MFSA specifically states that, given the limited timeline between publication of the RTS and the reauthorisation deadline, authorised persons should commence compliance assurance as soon as possible and be able to demonstrate compliance clearly and comprehensively when MFSA assesses reauthorisation.
Conclusion
PSD3 and PSR are not just a regulatory update. They are a strategic reset for EU payments and part of Europe’s wider digital finance architecture.
Some obligations discussed in the PSD3/PSR context already exist under PSD2, EMD2, MFSA rules, AML/CFT requirements or DORA. The real impact of PSD3/PSR is that these obligations will become more harmonised, more operationally specific and more closely connected to customer protection, fraud liability, open banking access, safeguarding, winding-up planning and licence transition.
For Malta-authorised PIs and EMIs, the message is now clearer: PSD3 readiness is not simply a future EU reform topic. MFSA has framed it as a present supervisory preparedness expectation.
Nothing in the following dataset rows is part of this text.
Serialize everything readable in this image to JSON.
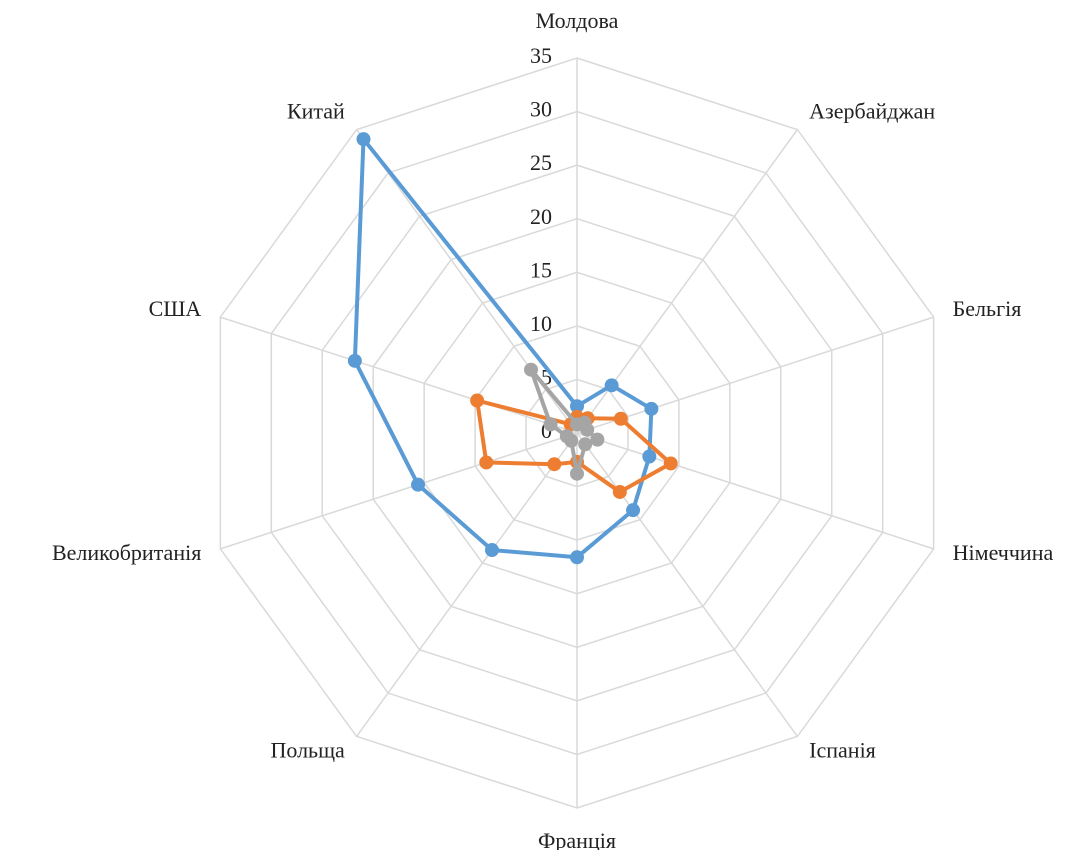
{
  "chart_data": {
    "type": "radar",
    "categories": [
      "Молдова",
      "Азербайджан",
      "Бельгія",
      "Німеччина",
      "Іспанія",
      "Франція",
      "Польща",
      "Великобританія",
      "США",
      "Китай"
    ],
    "series": [
      {
        "color": "#5b9bd5",
        "values": [
          2.5,
          5.5,
          7.3,
          7.1,
          8.9,
          11.6,
          13.5,
          15.6,
          21.8,
          33.9
        ]
      },
      {
        "color": "#ed7d31",
        "values": [
          1.5,
          1.7,
          4.3,
          9.2,
          6.8,
          2.7,
          3.6,
          8.9,
          9.8,
          1
        ]
      },
      {
        "color": "#a5a5a5",
        "values": [
          0.8,
          1.2,
          1,
          2,
          1.3,
          3.8,
          0.9,
          1,
          2.6,
          7.3
        ]
      }
    ],
    "rlim": [
      0,
      35
    ],
    "rticks": [
      0,
      5,
      10,
      15,
      20,
      25,
      30,
      35
    ],
    "grid": true
  }
}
The comparison with the pre-DORA preparatory phase is useful. Firms should not wait for every final technical detail before mobilising. Those that start with a structured gap analysis, Board-owned roadmap and evidence-based implementation plan will be better placed when the detailed standards and reauthorisation process arrive.
The firms best placed for transition will be those that start early, review their model honestly and use the new framework to clean up legacy assumptions. The opportunity is not only regulatory readiness, but better product architecture: clearer permissions, stronger trust, more reliable data flows and more scalable cross-border services.
The key question for every PI and EMI is therefore straightforward:
If MFSA reviewed our business today, would our permissions, controls and documentation still stand up?